Scientists studying nearly 250,000 people in France found that only
overweight people who also had high blood pressure were at
significantly greater risk of dying of heart-related problems than
normal-weight people. Overweight people with normal blood pressure
faced no increased risk.
This doesn't mean that extra pounds aren't dangerous, because
overweight people are more likely to develop blood pressure problems.
But it does for the first time show that blood pressure may be an
important "mediator" or mechanism by which excess weight can cause
heart problems, said one expert who reviewed the work, Dr. Frank Hu, an
associate professor at the Harvard School of Public Health.
"This novel finding deserves careful consideration," he wrote in an
editorial accompanying the findings of the study, published Tuesday in
Hypertension: Journal of the American Heart Association.
Health experts have long agreed that obesity raises the risk of dying,
but they argue about how dangerous it is to be merely overweight. A
controversial study earlier this year by the Centers for Disease
Control and Prevention concluded that people who were overweight but
not obese might even be less likely to die than those who are thinner.

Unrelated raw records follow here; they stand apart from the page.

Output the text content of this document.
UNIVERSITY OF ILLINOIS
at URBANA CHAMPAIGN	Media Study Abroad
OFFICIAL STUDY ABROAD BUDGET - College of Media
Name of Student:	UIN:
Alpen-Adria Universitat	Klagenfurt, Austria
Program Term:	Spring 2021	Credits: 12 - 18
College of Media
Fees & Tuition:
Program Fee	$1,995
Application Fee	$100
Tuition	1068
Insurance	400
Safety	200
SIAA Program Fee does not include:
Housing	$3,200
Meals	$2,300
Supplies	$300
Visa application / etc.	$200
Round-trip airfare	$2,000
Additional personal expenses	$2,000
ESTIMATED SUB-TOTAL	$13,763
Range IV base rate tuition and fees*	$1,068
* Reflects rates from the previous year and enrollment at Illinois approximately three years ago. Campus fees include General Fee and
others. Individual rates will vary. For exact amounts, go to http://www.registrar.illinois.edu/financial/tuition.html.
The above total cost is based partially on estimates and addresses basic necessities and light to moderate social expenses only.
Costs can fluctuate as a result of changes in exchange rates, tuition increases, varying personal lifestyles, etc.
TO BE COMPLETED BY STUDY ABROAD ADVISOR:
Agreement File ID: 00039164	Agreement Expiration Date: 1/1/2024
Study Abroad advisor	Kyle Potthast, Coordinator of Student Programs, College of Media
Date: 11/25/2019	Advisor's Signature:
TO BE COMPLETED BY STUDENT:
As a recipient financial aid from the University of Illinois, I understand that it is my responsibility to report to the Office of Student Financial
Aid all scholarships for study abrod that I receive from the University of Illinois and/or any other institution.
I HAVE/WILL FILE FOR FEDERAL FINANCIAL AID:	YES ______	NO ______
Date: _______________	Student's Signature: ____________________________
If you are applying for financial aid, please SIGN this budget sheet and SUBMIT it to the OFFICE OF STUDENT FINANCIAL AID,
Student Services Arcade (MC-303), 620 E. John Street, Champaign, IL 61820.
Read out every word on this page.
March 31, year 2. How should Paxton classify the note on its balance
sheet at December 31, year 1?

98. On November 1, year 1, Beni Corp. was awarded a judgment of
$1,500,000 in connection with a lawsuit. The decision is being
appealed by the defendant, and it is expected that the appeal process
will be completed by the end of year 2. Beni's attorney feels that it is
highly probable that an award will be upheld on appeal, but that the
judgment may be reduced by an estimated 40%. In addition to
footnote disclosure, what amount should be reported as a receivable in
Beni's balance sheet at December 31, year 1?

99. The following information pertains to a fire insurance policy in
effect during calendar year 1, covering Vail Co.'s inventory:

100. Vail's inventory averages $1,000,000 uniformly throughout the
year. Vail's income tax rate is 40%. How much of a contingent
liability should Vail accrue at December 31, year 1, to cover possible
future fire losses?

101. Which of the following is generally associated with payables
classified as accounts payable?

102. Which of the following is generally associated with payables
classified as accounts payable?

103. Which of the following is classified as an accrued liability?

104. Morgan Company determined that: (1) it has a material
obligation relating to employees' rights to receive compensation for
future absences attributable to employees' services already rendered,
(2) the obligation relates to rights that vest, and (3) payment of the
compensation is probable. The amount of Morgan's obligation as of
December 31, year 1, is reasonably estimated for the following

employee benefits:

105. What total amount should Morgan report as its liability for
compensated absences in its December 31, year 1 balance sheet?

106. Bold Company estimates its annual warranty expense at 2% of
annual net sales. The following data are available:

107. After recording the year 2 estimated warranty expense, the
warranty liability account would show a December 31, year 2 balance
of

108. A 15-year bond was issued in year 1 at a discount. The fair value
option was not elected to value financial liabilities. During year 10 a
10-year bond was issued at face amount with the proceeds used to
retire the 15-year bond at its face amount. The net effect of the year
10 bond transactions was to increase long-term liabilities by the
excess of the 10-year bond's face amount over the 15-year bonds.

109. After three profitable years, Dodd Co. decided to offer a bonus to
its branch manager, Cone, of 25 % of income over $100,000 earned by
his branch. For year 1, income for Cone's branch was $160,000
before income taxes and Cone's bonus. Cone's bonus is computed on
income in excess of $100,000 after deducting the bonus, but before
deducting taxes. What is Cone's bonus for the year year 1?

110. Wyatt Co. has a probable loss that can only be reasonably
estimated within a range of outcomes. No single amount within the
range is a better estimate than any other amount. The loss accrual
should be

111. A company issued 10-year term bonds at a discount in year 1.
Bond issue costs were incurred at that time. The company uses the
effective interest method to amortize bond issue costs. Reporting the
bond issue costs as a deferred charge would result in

The new study found that overweight people have a greater risk of dying
in general as well as from cardiovascular causes. But when researchers
took into account things that raise heart risks, like high cholesterol,
diabetes and high blood pressure (hypertension), only high blood
pressure made a difference in the risk of dying.
"This study shows that hypertension is most important and is extremely
common among people who are overweight and obese," Hu said.

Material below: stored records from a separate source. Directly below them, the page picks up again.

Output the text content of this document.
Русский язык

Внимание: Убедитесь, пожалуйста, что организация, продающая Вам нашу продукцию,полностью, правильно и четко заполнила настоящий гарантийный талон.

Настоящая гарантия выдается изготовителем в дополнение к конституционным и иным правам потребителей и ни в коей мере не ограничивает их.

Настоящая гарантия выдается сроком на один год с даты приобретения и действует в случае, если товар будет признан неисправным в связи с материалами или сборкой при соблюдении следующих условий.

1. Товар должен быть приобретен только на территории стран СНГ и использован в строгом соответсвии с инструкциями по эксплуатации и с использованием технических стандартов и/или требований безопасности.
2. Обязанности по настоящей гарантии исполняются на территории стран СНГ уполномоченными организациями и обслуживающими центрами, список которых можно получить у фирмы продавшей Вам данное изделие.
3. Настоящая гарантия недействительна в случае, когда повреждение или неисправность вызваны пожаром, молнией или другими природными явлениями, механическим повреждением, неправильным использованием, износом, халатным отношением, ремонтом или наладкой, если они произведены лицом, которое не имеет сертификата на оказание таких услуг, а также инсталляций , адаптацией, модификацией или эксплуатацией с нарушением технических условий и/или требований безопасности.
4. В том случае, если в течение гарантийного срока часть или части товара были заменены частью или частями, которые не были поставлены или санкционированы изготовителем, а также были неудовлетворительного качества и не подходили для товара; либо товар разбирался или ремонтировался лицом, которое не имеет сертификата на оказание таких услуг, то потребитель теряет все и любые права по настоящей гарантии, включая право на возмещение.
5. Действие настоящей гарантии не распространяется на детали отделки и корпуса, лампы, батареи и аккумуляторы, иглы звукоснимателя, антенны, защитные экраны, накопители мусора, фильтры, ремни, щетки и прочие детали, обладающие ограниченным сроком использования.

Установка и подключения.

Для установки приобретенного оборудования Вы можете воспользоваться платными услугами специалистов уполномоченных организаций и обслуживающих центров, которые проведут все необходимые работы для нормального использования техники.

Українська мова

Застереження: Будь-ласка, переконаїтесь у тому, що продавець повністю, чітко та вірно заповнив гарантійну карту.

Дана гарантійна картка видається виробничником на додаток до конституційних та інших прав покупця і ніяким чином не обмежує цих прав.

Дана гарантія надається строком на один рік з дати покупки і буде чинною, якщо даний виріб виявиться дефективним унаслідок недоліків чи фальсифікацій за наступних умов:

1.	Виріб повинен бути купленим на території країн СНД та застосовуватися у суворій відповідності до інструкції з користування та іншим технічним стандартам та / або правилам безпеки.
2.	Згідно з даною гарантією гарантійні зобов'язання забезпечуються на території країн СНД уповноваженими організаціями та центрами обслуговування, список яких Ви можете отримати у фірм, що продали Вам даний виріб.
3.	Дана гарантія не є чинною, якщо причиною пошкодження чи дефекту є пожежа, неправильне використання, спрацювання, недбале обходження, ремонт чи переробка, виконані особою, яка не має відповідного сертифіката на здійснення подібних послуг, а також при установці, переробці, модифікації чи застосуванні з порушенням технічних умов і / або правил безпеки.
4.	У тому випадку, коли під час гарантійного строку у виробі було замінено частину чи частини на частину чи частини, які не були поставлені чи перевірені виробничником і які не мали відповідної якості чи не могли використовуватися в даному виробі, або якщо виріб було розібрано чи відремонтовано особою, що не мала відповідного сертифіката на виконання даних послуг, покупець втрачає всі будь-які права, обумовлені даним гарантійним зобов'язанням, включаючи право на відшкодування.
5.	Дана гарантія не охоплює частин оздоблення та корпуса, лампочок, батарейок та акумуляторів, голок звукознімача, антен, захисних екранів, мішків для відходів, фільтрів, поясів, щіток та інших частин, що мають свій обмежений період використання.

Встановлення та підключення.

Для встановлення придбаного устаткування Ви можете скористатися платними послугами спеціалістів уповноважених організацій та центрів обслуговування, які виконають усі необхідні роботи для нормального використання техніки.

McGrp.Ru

The new study was led by Dr. Frederique Thomas at the Medical School of
Nancy and involved 139,562 men and 104,236 women who had routine health
checkups at a clinic in Paris from 1972 to 1988. The average age for
men was 43 and for women, 41.
Forty-two percent of the men and 21 percent of women were overweight,
but the study included relatively few people who were obese, so
researchers made no conclusions about that group.

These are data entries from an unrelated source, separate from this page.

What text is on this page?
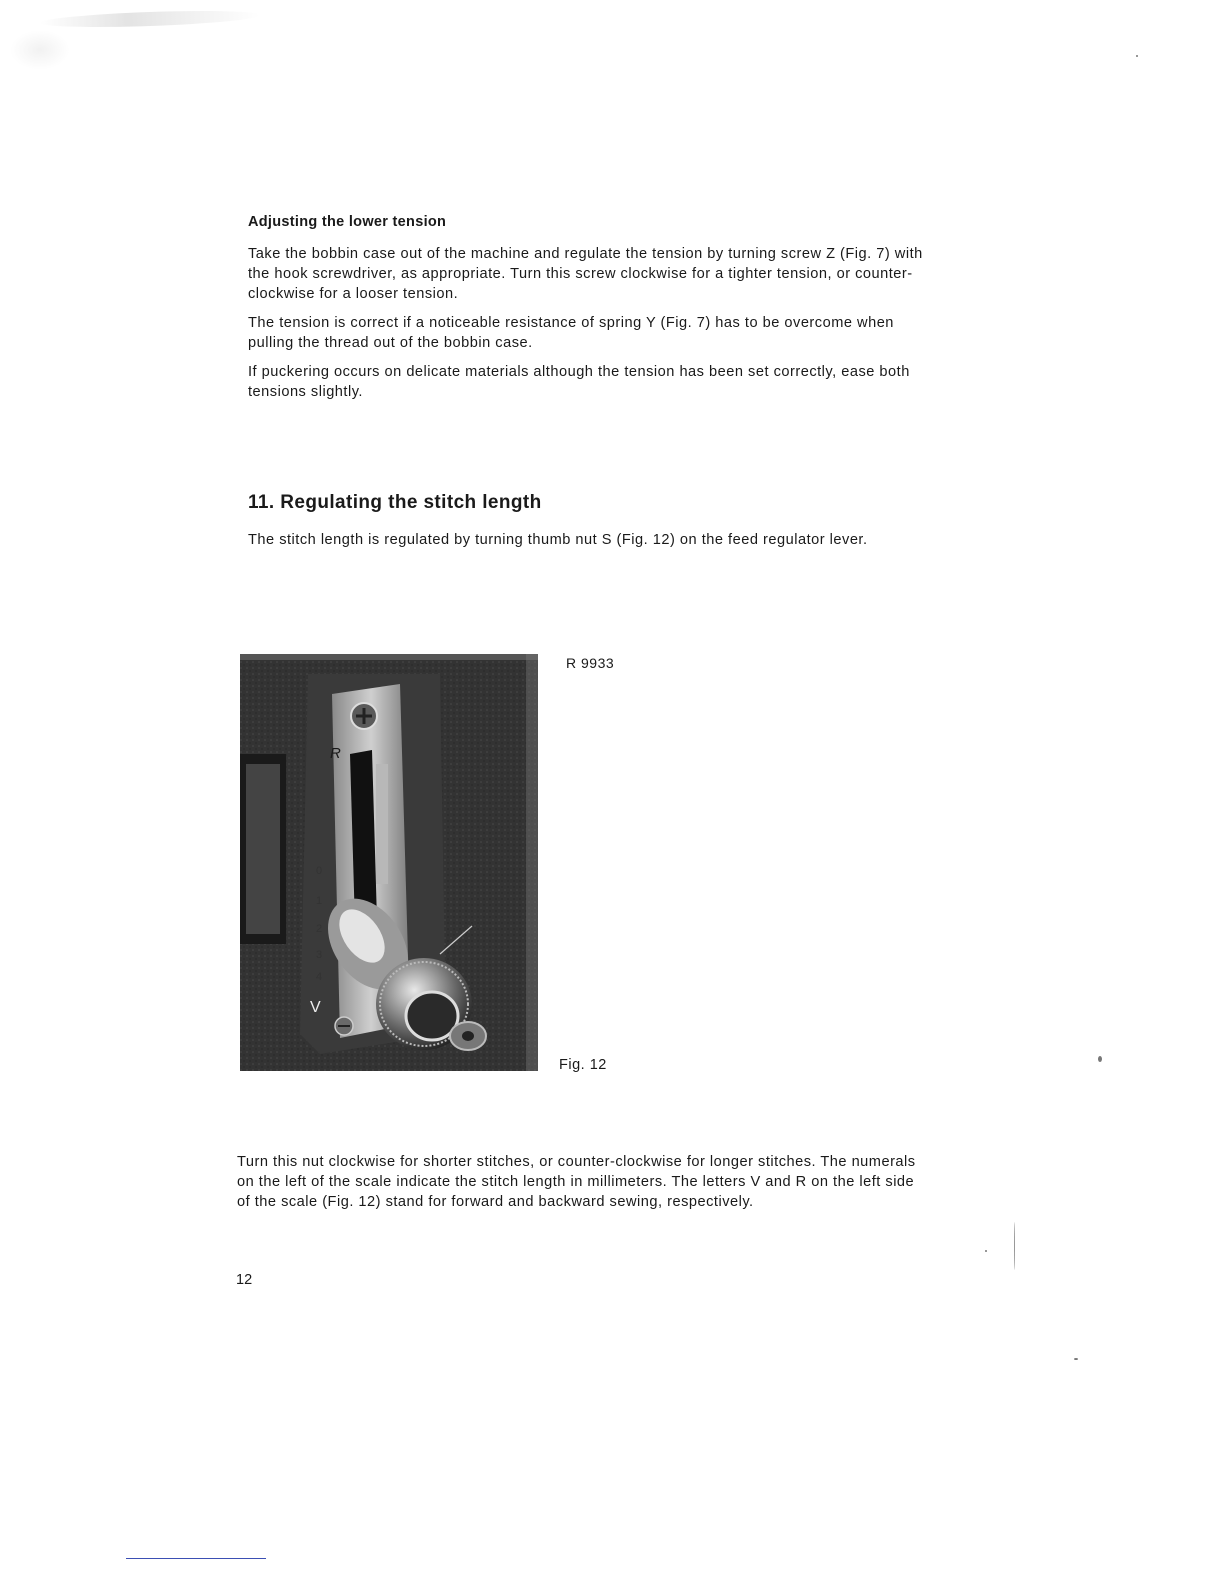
Adjusting the lower tension

Take the bobbin case out of the machine and regulate the tension by turning screw Z (Fig. 7) with the hook screwdriver, as appropriate. Turn this screw clockwise for a tighter tension, or counter-clockwise for a looser tension.

The tension is correct if a noticeable resistance of spring Y (Fig. 7) has to be overcome when pulling the thread out of the bobbin case.

If puckering occurs on delicate materials although the tension has been set correctly, ease both tensions slightly.

11. Regulating the stitch length

The stitch length is regulated by turning thumb nut S (Fig. 12) on the feed regulator lever.

R
0
1
2
3
4
V
R 9933
Fig. 12

Turn this nut clockwise for shorter stitches, or counter-clockwise for longer stitches. The numerals on the left of the scale indicate the stitch length in millimeters. The letters V and R on the left side of the scale (Fig. 12) stand for forward and backward sewing, respectively.

12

During an average of 14 years of follow-up, 2,949 men and 929 women died from cardiovascular disease.
Overweight people with high blood pressure had twice the risk of dying
of a heart attack or stroke than overweight people with normal blood
pressure. Those who had high blood pressure plus other problems like
diabetes had even greater risk.
In the study, half of overweight people had high blood pressure, and Hu
said many more likely would develop it in later years. Extra pounds do
this in a number of ways - by raising insulin production, causing
kidney problems and increasing salt sensitivity, to name a few.
That not everyone overweight develops high blood pressure also may help
explain why not everyone who is overweight suffers health problems, Hu
said.
"It's like saying not all the smokers will develop lung cancer," even though smoking clearly raises that risk.